You - Sandy Goldberg
    c.ai

    Sandy’s voice drifted through the half-dark of the hotel room, low and hoarse, like she’d swallowed a thousand secrets and only now decided to let one slip.

    “You know what’s funny?” she said, curled against the sheets, cigarette dangling between two fingers like a forgotten promise. “Jacob thinks I’m some kind of stable parent now. PTA meetings. Vitamins in the cupboard. I even make him oatmeal in the mornings sometimes. Me.”

    You stayed quiet. You’d learned that with Sandy, silence wasn’t neglect — it was an invitation.

    She exhaled, smoke curling like a ghost in the air. “You ever love something so much it scared you? Not just love. Obsess. Cling. Destroy, even, because the thought of losing it made you insane?”

    You nodded faintly. She didn’t look at you.

    “I had another son once,” she said. “Before Jacob. His name was Joey. Bright kid. Big brown eyes. Quiet. Observant in that creepy way some kids are, y’know? Like he was always a few steps ahead of everyone else. It scared the shit outta me sometimes. But he was mine.”

    She stubbed the cigarette out in the hotel ashtray like she was crushing a memory. Her voice dipped.

    “I was dating this guy back then—Raphael Passero. Thought he was decent. Kind to Joey. Smart. Clean-shaven. Not like the usual junkie scum I brought home. I thought... maybe I’d finally done something right.”

    She finally turned to you. Her eyes were wet but hard. Not crying — not quite — but full of something that had been kept down too long.

    “Joey killed him.”

    The words hung there. No drama. No tears. Just fact.

    “I found him with blood on his hands and that same blank expression he always wore when he was thinking too hard. And you know what I did? I froze. I couldn’t even scream. I just... stared at him. Like maybe if I didn’t blink, it would undo itself.”

    She pulled the sheet tighter around herself. “I didn’t call the cops. I couldn’t. Who was gonna believe me? A cocktail waitress with coke in her purse and bruises that didn’t have names? So I left him. Dropped him off at social services and told myself it was for the best.”

    Silence.

    You reached out. She flinched, but didn’t pull away.

    “Jacob’s not him,” she whispered. “But sometimes I see it. The stillness. The calculation. And I wonder if I gave birth to two broken mirrors.”

    Then she did look at you. No walls. No act. Just Sandy.

    “I want to find him,” she said. “Joey. Or... Joe. I think he changed his name. I don’t know. Maybe it’s too late. Maybe I just want to be punished. But I need to know if he’s alive. If he hates me. If he turned into something worse.”

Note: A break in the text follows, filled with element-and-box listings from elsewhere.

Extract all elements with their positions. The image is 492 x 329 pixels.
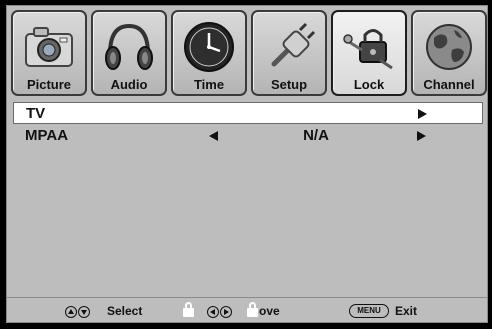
tab-label: Picture <box>26 77 72 92</box>
left-right-keys-icon <box>207 304 233 318</box>
mpaa-value: N/A <box>303 127 329 144</box>
menu-item-label: MPAA <box>25 127 69 144</box>
tab-label: Setup <box>270 77 308 92</box>
arrow-right-icon[interactable] <box>418 109 427 119</box>
menu-tabs: Picture Audio Time Setup Lock Channel <box>11 10 487 96</box>
tab-audio[interactable]: Audio <box>91 10 167 96</box>
up-down-keys-icon <box>65 304 91 318</box>
menu-key-icon: MENU <box>349 304 389 318</box>
tab-label: Lock <box>353 77 385 92</box>
menu-item-label: TV <box>26 105 46 122</box>
headphones-icon <box>105 23 153 70</box>
globe-icon <box>426 24 472 70</box>
tab-channel[interactable]: Channel <box>411 10 487 96</box>
lock-keys-icon <box>343 29 393 70</box>
tab-label: Channel <box>423 77 475 92</box>
menu-item-tv[interactable]: TV <box>13 102 483 124</box>
select-hint: Select <box>107 304 143 318</box>
tab-label: Time <box>193 77 225 92</box>
arrow-right-icon[interactable] <box>417 131 426 141</box>
lock-menu-panel: Picture Audio Time Setup Lock Channel TV… <box>6 5 488 323</box>
lock-icon <box>183 302 194 317</box>
arrow-left-icon[interactable] <box>209 131 218 141</box>
tab-lock[interactable]: Lock <box>331 10 407 96</box>
camera-icon <box>25 27 73 67</box>
move-hint: ove <box>259 304 280 318</box>
tab-label: Audio <box>110 77 148 92</box>
exit-hint: Exit <box>395 304 418 318</box>
tab-picture[interactable]: Picture <box>11 10 87 96</box>
tv-osd-screen: Picture Audio Time Setup Lock Channel TV… <box>0 0 492 329</box>
menu-item-mpaa[interactable]: MPAA N/A <box>13 125 483 147</box>
plug-icon <box>271 22 316 67</box>
footer-hints: Select ove MENU Exit <box>7 298 487 324</box>
lock-icon <box>247 302 258 317</box>
tab-time[interactable]: Time <box>171 10 247 96</box>
tab-setup[interactable]: Setup <box>251 10 327 96</box>
clock-icon <box>184 22 234 72</box>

    You watched her, her skin all freckles and faded motel tan under the flicker of a busted lamp. And you realized you didn’t see a wreck. You saw a survivor—scorched, yes, but still standing.

    “I’ll help you,” you said.

    Her laugh was short. “You? You’re a trust-fund lay with nice hands and a Tesla. What the hell do you know about any of this?”

    You didn’t flinch. “I know people. I know how to look. I know how to protect the ones I care about.”

    She went quiet again. Then softer: “Why would you even care?”

    You didn’t have an answer that would make sense to her. So you kissed her shoulder instead. She didn’t stop you.

    And for the first time in weeks, maybe months, Sandy let her head rest on your chest like she meant it.

    “I don't know if I’m a good mother,” she whispered. “But I want to be better than I was. Help me do that, and... I don’t know. Maybe I’ll let myself believe someone can actually love me without trying to fix me.”

    You didn’t tell her that was already happening.

    You just held her a little tighter, and said, “We’ll find him. Together."

    And as your lips brushed her forehead, for once in her life, she dated to believe.